Where are you going? The sky is getting dark. You are afraid of the dark. Mom always said bad things came out at night to come for children. You don’t believe in that type of thing anymore. Turn the corner. Where are you going? You go to the cemetery to sit down next to Mom’s headstone. Push open the heavy iron gates. You feel comfortable here. There is nobody to laugh at you, no eyes watching you.
You say, “How was your day, Mom?” You sit there and stare at the shiny marble. One day you will have one of those above you. Then, people can’t make fun of you anymore. There they can’t see you. You will be safe there. You won’t have to run anymore.
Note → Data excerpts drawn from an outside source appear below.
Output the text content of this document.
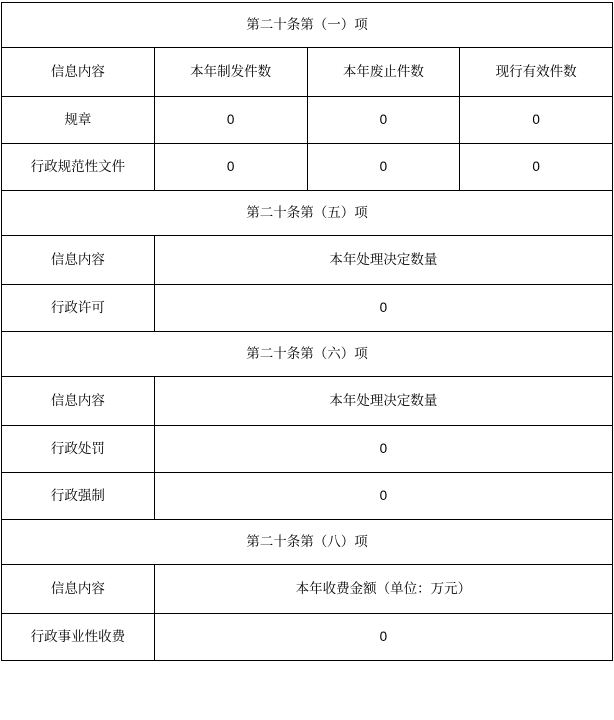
第二十条第（一）项			
信息内容	本年制发件数	本年废止件数	现行有效件数
规章	0	0	0
行政规范性文件	0	0	0
第二十条第（五）项			
信息内容	本年处理决定数量		
行政许可	0		
第二十条第（六）项			
信息内容	本年处理决定数量		
行政处罚	0		
行政强制	0		
第二十条第（八）项			
信息内容	本年收费金额（单位：万元）		
行政事业性收费	0		
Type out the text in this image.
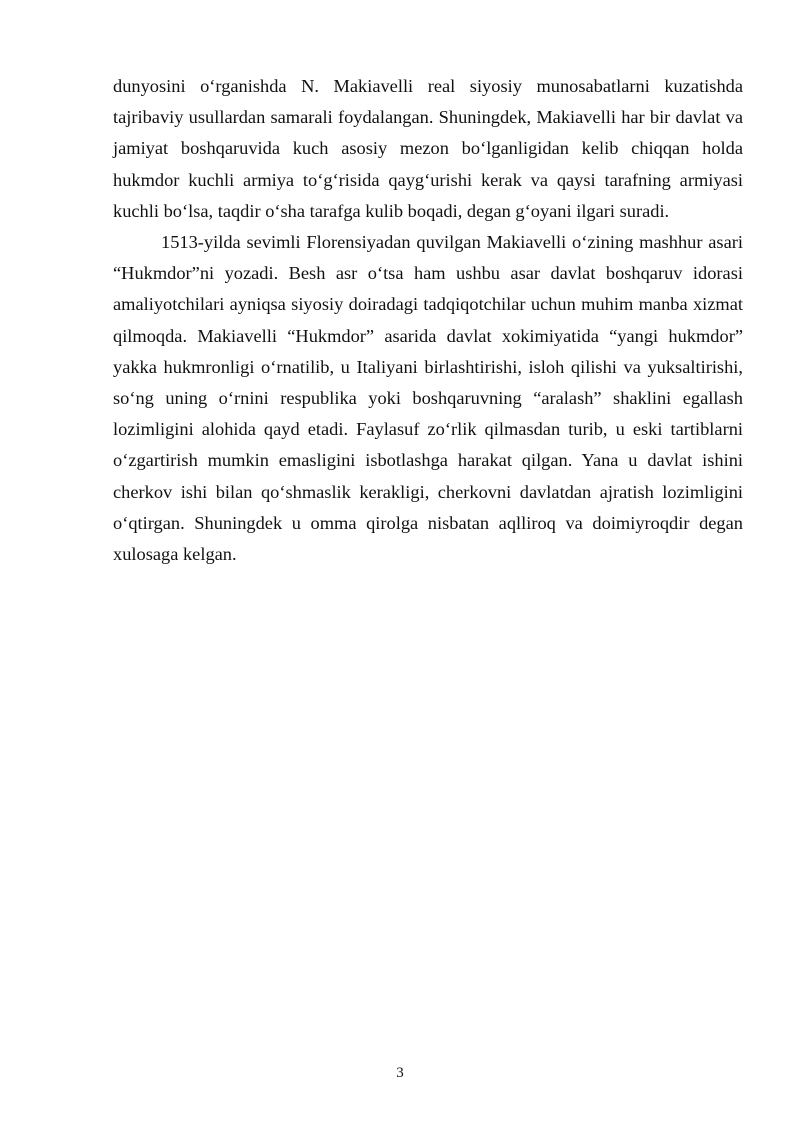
dunyosini o‘rganishda N. Makiavelli real siyosiy munosabatlarni kuzatishda tajribaviy usullardan samarali foydalangan. Shuningdek, Makiavelli har bir davlat va jamiyat boshqaruvida kuch asosiy mezon bo‘lganligidan kelib chiqqan holda hukmdor kuchli armiya to‘g‘risida qayg‘urishi kerak va qaysi tarafning armiyasi kuchli bo‘lsa, taqdir o‘sha tarafga kulib boqadi, degan g‘oyani ilgari suradi.

1513-yilda sevimli Florensiyadan quvilgan Makiavelli o‘zining mashhur asari “Hukmdor”ni yozadi. Besh asr o‘tsa ham ushbu asar davlat boshqaruv idorasi amaliyotchilari ayniqsa siyosiy doiradagi tadqiqotchilar uchun muhim manba xizmat qilmoqda. Makiavelli “Hukmdor” asarida davlat xokimiyatida “yangi hukmdor” yakka hukmronligi o‘rnatilib, u Italiyani birlashtirishi, isloh qilishi va yuksaltirishi, so‘ng uning o‘rnini respublika yoki boshqaruvning “aralash” shaklini egallash lozimligini alohida qayd etadi. Faylasuf zo‘rlik qilmasdan turib, u eski tartiblarni o‘zgartirish mumkin emasligini isbotlashga harakat qilgan. Yana u davlat ishini cherkov ishi bilan qo‘shmaslik kerakligi, cherkovni davlatdan ajratish lozimligini o‘qtirgan. Shuningdek u omma qirolga nisbatan aqlliroq va doimiyroqdir degan xulosaga kelgan.

3
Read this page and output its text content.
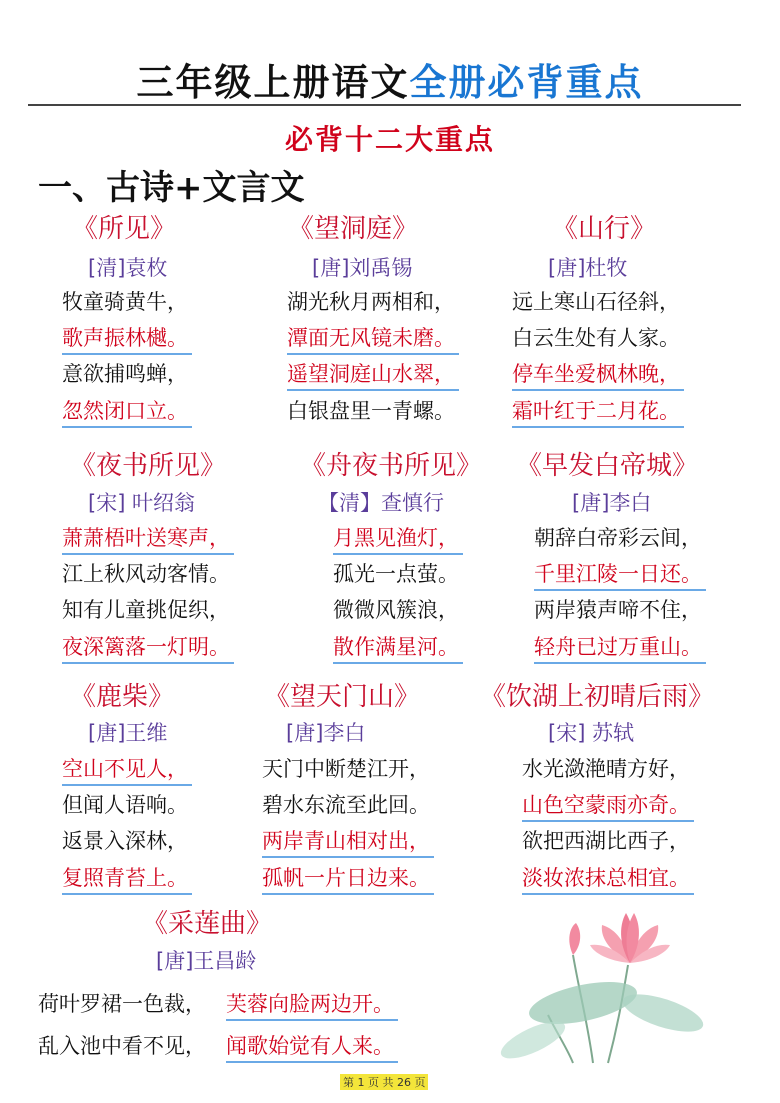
三年级上册语文全册必背重点
必背十二大重点
一、古诗+文言文
《所见》
[清]袁枚
牧童骑黄牛，
歌声振林樾。
意欲捕鸣蝉，
忽然闭口立。
《望洞庭》
[唐]刘禹锡
湖光秋月两相和，
潭面无风镜未磨。
遥望洞庭山水翠，
白银盘里一青螺。
《山行》
[唐]杜牧
远上寒山石径斜，
白云生处有人家。
停车坐爱枫林晚，
霜叶红于二月花。
《夜书所见》
[宋] 叶绍翁
萧萧梧叶送寒声，
江上秋风动客情。
知有儿童挑促织，
夜深篱落一灯明。
《舟夜书所见》
【清】查慎行
月黑见渔灯，
孤光一点萤。
微微风簇浪，
散作满星河。
《早发白帝城》
[唐]李白
朝辞白帝彩云间，
千里江陵一日还。
两岸猿声啼不住，
轻舟已过万重山。
《鹿柴》
[唐]王维
空山不见人，
但闻人语响。
返景入深林，
复照青苔上。
《望天门山》
[唐]李白
天门中断楚江开，
碧水东流至此回。
两岸青山相对出，
孤帆一片日边来。
《饮湖上初晴后雨》
[宋] 苏轼
水光潋滟晴方好，
山色空蒙雨亦奇。
欲把西湖比西子，
淡妆浓抹总相宜。
《采莲曲》
[唐]王昌龄
荷叶罗裙一色裁， 芙蓉向脸两边开。
乱入池中看不见， 闻歌始觉有人来。
第 1 页 共 26 页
It’s getting late. You better hurry home. You notice Dad’s girlfriend’s car is there. Run to your room. In the quiet dark, strike the match. Light up your cigarette. You think about your day. People calling you names, teachers are yelling at you, your dad ignores you. Another great day you think. Smoke. Think of all those people who torment you. You will show them one day. Who are you kidding? You are nothing. You will never be anything. You are nothing. Put out the cigarette. Go to the desk Dad made for you. Take out the permanent marker there in the first drawer. Scribble on the wall the words that resonate in your mind. Drop the marker. Reach down and take out the bundle in the second drawer. Unwrap it. Look around. You are nothing. What are you waiting for? You are tired of running. Tomorrow the people will not make fun of you. You will show them. They will be sorry. They will be sorry.
When Dad comes in he will look at the walls. He will read the words, “RUN NO MORE.” He will cry as he holds you. He
thinks it’s his fault. The kids at school are silent. They know of their guilt. It was all their fault. You are free.